Then there is Huya (provisional name 2000 EB173, catalogue number 38628, orbital period of 251 years). Huya is a Plutino discovered in 2000 by Venezuelan astronomers. They proposed the name Huya (Juya with a little accent on the 'a') after the rain god of the Wayuu Indians who live on the arid Guajira Peninsula of northern Venezuela and Colombia. Juya was god of rain; a warrior, hunter, seducer and inhabitant of "the place beyond the Sun." The lack of water is the biggest problem on the Guajira Peninsula and the locals hoped that Juya, god of the rains now recognized the world over, would perform the miracle of water.
There is a second mythological Huya, an Egyptian underworld entity. Based on this mythology, some associate Huya with rites, rituals and offerings to the dead, an association I've witnessed personally in client work. "The Egyptians saw Huya as an underworld deity and great care was taken to offer her food and water in the tombs so she would not be forgotten," Philip Sedgwick wrote in the Galactic Times at the time of the naming. According to the "Tour Egypt" web site, Huya, or Yuya, was the steward of Queen Tiyi, the queen mother and wife of Amenhotep III. However, the intentional naming properties all appear to be associated with the Venezuelan version of the myth.
It is interesting that Huya has two entirely different mythologies, a hint that in delineation, she may represent a point in the chart were there are two different expressions, both of which are true.

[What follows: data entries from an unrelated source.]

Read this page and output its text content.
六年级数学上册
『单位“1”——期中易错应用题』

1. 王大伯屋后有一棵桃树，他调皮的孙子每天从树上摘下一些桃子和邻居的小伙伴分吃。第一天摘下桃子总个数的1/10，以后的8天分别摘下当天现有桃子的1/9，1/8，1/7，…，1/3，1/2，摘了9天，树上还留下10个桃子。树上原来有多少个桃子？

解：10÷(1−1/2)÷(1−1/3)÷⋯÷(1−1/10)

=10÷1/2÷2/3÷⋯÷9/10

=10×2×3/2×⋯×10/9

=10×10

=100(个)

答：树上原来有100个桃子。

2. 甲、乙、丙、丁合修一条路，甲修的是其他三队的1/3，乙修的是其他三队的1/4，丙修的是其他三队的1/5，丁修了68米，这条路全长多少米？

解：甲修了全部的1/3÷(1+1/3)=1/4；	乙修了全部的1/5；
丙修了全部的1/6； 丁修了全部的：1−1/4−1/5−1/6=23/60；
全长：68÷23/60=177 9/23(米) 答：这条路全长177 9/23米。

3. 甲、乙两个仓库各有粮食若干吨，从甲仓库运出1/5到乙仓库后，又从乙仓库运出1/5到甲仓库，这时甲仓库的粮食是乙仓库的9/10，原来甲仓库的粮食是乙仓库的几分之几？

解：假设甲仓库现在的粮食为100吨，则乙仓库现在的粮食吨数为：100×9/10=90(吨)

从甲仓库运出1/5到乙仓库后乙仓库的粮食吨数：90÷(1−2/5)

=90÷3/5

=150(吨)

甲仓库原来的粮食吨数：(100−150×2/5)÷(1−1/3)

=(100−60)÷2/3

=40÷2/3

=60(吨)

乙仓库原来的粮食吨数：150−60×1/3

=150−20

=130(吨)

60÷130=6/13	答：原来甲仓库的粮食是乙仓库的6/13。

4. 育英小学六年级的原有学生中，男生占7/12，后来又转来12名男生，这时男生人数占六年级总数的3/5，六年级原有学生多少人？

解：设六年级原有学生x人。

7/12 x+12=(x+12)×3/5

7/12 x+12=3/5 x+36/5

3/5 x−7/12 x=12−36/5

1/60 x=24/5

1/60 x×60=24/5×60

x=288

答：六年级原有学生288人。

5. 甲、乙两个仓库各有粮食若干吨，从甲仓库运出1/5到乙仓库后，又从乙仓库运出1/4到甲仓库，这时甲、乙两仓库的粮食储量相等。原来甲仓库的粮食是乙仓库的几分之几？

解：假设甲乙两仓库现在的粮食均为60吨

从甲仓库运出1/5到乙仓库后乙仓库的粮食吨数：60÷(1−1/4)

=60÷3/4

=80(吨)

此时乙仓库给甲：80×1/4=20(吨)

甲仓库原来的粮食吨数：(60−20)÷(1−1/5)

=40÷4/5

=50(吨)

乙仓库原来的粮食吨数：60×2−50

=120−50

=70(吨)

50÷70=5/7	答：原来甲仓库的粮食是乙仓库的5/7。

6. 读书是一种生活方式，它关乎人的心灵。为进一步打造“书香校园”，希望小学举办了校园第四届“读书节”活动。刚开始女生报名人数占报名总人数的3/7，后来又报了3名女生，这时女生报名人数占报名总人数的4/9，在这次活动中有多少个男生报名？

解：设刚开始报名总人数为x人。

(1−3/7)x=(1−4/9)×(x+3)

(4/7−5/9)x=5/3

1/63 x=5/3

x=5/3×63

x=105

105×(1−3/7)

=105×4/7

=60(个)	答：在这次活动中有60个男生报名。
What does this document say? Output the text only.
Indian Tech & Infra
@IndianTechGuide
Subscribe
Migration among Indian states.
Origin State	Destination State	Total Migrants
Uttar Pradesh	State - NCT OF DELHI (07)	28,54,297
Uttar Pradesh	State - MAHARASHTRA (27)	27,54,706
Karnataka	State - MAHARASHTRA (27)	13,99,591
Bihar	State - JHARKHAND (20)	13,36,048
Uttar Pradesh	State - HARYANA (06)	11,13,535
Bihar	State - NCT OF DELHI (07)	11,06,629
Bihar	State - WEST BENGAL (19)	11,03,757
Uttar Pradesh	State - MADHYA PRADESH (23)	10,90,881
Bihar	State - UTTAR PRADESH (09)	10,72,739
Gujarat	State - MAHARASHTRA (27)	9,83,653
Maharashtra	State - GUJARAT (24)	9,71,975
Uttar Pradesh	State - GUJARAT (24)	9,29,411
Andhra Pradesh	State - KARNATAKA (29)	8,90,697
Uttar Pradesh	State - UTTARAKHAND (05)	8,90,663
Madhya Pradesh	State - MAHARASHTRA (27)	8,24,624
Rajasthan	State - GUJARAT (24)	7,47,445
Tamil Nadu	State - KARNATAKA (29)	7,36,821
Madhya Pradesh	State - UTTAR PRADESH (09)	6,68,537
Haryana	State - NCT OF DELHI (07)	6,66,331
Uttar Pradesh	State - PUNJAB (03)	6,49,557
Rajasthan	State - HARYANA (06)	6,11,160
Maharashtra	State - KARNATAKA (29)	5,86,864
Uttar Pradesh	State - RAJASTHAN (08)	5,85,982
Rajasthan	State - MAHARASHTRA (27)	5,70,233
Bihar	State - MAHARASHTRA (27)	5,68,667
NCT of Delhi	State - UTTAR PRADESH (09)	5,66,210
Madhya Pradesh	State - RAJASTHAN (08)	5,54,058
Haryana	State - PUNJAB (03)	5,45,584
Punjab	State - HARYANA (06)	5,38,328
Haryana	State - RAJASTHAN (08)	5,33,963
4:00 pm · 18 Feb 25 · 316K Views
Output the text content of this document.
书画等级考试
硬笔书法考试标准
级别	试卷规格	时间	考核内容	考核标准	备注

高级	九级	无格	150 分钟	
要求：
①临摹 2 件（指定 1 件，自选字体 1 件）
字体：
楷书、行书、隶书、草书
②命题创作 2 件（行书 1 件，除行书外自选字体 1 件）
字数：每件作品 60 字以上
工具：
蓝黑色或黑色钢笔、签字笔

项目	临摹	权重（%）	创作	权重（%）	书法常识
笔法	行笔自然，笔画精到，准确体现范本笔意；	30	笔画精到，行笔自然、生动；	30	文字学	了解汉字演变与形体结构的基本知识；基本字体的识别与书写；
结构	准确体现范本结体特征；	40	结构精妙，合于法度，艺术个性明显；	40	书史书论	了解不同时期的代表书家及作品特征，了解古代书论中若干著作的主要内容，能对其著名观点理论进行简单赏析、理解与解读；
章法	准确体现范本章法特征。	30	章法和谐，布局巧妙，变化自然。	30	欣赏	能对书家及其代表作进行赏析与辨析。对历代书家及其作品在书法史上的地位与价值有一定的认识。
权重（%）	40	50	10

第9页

A planet called Deucalion (provisional name 1999 HU11, catalogue number 53311), who in mythology was the Greeks' version of Noah (the son of Prometheus and the husband of Pyrrha), was discovered in 1999. Basically, this may be where the flood story in the Bible comes from; it's like it was lifted from British TV for American TV, you can barely tell the difference except the characters have weird accents and eat different brands of cereal. Deucalion is a Cubewano with an orbit of 296 years. [The Cubewanos get their name from the first discovery in their class, 1992 QB1 (say it out loud), which for some mysterious reason persists in not having a name. I imagine its provisional designation will stick more or less perpetually.]
Phil Sedgwick proposes that Deucalion relates to "understanding the flow (tides of life), manifestation ability, magical, resourceful, and seeing the talent in everyone." I would say: we call it 'magic', but it's really nature. We call it nature, but it has a 'magical' quality to it. In its more difficult manifestations, he proposes that it's about, "Feeling overwhelmed, not able to tread water (keep up with life), being financially irresponsible, and feeling the burden of humanity." He includes "ceremonies of manifestation, spiritual exercises using images of bounty and harvest, runes, reading bones" -- in other words, divination and seeking warnings and cautions about the future.